You’ll see that the Arabs, representing themselves in our media as they really are, are responsible for all of the new reflexive monitoring regimes in marketing and governance that build upon fear of the violent other to secure our submission to surveillance and control. The critical contrarians among you will now be hemming and hawing… am I suggesting that Arabs have changed our notions of subjectivity? Our notions of space, time, and social control? Pshaw. You will be pointing out that if while maybe-just-maybe demeaning airport security checks, near-limitless power of government surveillance, and regressively limited constructions of contemporary American national identity might be down to those pesky Arabs and the fearsome image they created in our public sphere, those are only part of our new surveillance identities. Nanny-cams, traffic-cams, RFID’s, and instrumental corporate surveillance of our consumption patterns for the purpose of profit and control have nothing to do with Arabs.

You will want to argue the following: despite the fact that the increasingly total surveillance of Americans in a corporate environment has become naturalized, especially amongst our youth; despite that we engage in self-reflexive surveillance through cell phones and social networking websites as a matter of choice; and despite that all of this is happening in the same conceptual universe and at the same time as the security state’s penetration into what we once called our ‘personal lives’ as part of our Arab-inspired War on Terror; or that this sea-change in the monitoring of the individual might be happening in the same spatial schemes (airports, the internet, shopping malls, sporting events, in short: public spaces) as those places where Arabs manifest their representation to us so violently: they are separate beasts completely. Arabs have nothing whatsoever to do with how we live our lives, or rather how others monitor how we live our lives.

And, if it weren’t opposite day, you’d be right.
 

Comments

Tarik, your idea of a conflict made me smile, as we do often forget how the word can have such a different, unexciting, everyday meaning that has nothing to do with the larger geo-politics of world affairs. In that sense, I’m sure all households have ‘conflicts’ over who controls the remote, what show to watch, which music to listen to, etc.

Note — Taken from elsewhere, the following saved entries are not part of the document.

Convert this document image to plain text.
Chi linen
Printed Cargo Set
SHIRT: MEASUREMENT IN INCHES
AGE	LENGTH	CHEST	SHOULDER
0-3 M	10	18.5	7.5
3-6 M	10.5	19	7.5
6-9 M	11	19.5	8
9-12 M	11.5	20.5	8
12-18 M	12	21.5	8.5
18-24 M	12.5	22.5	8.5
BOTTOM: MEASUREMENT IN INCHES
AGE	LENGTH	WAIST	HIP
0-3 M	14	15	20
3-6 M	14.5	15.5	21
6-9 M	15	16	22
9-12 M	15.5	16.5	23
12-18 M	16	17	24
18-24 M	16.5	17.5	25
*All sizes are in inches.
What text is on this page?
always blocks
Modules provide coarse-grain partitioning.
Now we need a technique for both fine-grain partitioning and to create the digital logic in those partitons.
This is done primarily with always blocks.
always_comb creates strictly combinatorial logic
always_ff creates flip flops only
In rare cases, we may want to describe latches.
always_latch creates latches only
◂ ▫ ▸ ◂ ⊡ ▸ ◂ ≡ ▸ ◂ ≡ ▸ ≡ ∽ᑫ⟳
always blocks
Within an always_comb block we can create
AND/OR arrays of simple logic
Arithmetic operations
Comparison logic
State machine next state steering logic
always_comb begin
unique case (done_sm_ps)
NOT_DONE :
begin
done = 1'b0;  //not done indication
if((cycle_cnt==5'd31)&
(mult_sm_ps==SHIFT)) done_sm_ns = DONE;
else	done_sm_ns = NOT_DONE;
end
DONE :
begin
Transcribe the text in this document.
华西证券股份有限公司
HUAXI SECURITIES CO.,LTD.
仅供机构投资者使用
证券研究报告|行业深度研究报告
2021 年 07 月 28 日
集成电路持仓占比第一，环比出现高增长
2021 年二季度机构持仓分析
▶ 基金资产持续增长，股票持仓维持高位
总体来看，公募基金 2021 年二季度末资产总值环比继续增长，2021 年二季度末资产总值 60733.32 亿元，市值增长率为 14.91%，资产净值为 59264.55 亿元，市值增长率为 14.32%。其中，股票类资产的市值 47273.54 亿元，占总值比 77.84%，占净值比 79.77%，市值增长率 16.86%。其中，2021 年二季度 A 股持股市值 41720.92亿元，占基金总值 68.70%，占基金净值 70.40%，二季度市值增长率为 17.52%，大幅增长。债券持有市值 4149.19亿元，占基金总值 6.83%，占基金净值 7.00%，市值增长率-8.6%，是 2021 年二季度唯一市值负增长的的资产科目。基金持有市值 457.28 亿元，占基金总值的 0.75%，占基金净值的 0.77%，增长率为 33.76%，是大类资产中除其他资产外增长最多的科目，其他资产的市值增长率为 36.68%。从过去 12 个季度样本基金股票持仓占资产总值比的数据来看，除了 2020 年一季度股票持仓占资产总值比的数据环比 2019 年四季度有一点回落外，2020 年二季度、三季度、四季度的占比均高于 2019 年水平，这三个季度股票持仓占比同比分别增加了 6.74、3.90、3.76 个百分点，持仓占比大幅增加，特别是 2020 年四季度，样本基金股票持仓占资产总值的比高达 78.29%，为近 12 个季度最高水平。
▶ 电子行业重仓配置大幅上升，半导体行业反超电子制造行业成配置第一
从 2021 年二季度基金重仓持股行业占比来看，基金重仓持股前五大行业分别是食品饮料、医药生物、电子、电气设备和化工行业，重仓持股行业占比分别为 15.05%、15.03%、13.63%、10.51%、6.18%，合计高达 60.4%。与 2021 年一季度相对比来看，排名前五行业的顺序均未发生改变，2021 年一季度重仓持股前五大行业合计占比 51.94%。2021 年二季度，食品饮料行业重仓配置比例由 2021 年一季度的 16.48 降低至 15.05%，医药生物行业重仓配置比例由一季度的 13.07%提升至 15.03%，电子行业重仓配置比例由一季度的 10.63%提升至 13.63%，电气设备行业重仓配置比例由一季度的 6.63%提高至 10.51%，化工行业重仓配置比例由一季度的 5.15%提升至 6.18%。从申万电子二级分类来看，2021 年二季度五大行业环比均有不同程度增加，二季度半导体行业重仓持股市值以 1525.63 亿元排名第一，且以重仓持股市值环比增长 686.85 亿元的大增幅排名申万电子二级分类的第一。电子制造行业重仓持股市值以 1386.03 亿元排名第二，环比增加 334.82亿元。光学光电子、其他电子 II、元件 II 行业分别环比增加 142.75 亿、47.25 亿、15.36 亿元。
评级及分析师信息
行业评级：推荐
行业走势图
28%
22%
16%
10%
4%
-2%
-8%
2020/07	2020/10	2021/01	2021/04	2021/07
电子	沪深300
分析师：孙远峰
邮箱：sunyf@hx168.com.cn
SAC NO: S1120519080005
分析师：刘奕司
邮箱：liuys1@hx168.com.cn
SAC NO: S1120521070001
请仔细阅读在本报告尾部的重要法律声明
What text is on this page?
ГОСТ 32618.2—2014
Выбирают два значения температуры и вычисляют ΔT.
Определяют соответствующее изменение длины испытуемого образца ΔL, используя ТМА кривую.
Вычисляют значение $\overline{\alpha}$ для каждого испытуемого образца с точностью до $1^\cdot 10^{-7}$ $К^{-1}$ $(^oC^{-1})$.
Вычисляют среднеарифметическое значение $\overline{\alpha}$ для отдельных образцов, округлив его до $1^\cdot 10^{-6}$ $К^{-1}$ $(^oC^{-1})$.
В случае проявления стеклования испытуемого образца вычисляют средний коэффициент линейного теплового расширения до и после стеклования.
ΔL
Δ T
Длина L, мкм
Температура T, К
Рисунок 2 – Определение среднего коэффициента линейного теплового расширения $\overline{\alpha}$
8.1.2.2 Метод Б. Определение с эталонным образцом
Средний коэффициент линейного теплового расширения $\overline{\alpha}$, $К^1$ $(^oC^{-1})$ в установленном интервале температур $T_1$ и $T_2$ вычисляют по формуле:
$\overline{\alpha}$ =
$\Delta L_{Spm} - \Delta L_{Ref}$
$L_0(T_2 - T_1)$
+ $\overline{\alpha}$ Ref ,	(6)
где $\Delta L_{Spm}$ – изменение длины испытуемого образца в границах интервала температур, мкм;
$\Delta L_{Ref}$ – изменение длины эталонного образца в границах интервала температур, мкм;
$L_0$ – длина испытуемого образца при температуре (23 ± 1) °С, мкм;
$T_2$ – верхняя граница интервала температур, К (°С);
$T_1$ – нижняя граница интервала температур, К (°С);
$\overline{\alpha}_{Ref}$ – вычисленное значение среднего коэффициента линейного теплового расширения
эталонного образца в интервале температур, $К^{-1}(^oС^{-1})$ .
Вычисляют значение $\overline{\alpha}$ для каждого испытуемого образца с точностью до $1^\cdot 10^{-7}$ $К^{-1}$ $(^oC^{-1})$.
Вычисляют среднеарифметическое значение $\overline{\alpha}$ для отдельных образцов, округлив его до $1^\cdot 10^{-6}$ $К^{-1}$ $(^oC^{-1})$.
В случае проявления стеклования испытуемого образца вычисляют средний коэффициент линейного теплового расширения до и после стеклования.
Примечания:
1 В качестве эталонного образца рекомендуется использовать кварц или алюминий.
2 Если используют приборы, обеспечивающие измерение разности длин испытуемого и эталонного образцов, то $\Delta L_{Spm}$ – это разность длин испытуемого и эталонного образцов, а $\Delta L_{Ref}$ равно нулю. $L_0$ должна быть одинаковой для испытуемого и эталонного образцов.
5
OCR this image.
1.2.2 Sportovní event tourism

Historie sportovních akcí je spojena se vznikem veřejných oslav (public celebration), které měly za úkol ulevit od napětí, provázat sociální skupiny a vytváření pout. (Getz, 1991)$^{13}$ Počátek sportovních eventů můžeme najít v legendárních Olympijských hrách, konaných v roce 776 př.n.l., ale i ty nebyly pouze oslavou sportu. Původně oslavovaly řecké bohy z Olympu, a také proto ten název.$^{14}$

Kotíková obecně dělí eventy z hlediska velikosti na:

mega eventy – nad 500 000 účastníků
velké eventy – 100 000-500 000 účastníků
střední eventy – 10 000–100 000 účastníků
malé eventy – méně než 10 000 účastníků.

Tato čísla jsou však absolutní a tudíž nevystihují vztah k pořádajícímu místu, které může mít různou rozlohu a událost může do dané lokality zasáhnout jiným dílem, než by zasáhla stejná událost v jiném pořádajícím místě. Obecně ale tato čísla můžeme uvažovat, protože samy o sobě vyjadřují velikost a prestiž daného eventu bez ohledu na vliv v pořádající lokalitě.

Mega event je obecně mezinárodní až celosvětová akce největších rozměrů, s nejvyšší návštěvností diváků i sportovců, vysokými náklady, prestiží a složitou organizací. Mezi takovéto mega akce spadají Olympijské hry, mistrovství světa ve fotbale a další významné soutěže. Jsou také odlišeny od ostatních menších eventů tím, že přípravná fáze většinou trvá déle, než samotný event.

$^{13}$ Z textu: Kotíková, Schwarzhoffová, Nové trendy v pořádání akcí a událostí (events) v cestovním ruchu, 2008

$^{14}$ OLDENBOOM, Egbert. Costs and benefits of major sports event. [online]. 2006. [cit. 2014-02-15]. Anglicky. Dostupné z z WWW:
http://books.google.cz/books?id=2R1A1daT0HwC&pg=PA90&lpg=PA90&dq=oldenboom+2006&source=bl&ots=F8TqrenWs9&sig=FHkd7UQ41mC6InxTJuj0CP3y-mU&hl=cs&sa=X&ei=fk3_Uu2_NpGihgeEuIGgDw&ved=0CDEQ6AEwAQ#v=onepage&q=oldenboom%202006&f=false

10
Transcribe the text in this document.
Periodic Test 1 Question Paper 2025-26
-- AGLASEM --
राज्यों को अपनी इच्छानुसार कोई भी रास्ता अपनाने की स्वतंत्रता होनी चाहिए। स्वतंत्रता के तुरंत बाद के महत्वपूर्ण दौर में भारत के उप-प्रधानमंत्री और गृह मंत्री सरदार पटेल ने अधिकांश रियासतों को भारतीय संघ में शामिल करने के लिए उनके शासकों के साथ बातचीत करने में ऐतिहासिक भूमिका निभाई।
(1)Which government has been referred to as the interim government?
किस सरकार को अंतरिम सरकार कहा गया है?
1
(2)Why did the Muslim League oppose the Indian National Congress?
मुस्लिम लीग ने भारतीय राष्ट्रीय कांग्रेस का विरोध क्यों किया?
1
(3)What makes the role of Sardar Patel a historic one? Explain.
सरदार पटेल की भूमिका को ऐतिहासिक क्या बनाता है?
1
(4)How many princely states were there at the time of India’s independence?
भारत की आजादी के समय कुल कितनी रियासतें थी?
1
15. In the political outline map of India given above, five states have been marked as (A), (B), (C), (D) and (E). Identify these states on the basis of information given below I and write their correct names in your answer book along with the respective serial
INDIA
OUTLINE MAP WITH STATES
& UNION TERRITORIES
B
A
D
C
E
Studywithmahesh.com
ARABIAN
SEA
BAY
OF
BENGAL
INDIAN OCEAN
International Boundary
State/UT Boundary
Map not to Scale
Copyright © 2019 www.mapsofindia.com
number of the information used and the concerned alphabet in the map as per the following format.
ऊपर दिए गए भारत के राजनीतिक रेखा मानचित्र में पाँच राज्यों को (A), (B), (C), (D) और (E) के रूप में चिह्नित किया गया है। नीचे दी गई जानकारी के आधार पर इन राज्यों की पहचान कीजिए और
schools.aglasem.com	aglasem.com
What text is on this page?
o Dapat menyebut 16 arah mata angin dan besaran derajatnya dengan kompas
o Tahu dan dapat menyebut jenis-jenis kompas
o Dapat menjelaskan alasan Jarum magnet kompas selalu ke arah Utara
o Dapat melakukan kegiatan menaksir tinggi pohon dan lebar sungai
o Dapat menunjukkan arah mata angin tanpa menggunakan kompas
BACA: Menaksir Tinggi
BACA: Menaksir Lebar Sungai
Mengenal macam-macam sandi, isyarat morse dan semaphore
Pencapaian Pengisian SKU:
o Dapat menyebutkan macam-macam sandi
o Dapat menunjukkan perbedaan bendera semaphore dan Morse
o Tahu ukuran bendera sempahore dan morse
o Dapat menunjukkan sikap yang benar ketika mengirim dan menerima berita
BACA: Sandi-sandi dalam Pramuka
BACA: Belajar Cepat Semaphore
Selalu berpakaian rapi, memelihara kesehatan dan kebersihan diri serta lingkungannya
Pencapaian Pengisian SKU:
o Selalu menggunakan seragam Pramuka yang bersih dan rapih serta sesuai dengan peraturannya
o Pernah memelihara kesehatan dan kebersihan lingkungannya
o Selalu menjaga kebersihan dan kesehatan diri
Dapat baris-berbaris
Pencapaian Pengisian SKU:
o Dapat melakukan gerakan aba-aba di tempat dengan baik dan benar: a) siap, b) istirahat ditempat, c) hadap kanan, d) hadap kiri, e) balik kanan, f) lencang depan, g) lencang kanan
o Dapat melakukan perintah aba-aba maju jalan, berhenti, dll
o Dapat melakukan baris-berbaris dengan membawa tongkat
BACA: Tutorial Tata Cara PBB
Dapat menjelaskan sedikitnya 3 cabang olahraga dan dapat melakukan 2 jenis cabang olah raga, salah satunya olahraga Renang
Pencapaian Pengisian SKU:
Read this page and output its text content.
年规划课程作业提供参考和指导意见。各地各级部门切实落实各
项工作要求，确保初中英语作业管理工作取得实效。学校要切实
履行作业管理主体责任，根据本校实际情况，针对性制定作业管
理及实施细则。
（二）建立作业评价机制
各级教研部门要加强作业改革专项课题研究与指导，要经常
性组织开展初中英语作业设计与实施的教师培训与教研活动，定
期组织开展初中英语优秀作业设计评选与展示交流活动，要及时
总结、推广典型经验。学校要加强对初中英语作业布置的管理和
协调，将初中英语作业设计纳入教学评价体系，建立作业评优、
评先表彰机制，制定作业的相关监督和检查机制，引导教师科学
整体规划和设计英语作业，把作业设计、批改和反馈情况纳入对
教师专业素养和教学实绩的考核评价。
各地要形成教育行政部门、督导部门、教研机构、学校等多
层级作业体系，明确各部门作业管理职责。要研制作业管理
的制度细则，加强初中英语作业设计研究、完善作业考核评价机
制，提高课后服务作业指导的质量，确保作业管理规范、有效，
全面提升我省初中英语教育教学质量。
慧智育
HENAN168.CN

I enjoyed your idea of ‘backwards’ day, laying the blame for everything we (Americans) do on them (Arabs). It got me thinking of different kinds of opposites as well: representations of Americans in the Arab media; ‘positive’ or ‘truer’ representations of Arabs in American or Western media (I’ve had students argue that films like Syriana don’t mis-represent Arabs); the more ‘positive’ influences of Arabs and Arab culture on the West, whether in the mundane and ubiquitious growth of hummus and falafel sandwiches (at least here in New York!) or the historically more significant translations of Greek philosophy… So many different kinds of opposites to consider.
 

Thanks for this interesting post, Tarik.  I love & am grateful for this video.  Helga mentions Syriana -- I wonder what a "War on Terror" update on Planet of the Arabs would look like.  Also, I wonder what it would be like to compare media which are critical of the GWOT with those that are not.  Also, has the increasing presence of Arab films in independent film circles in the U.S. made any difference for representations of Arabs in U.S. media, independent or mainstream?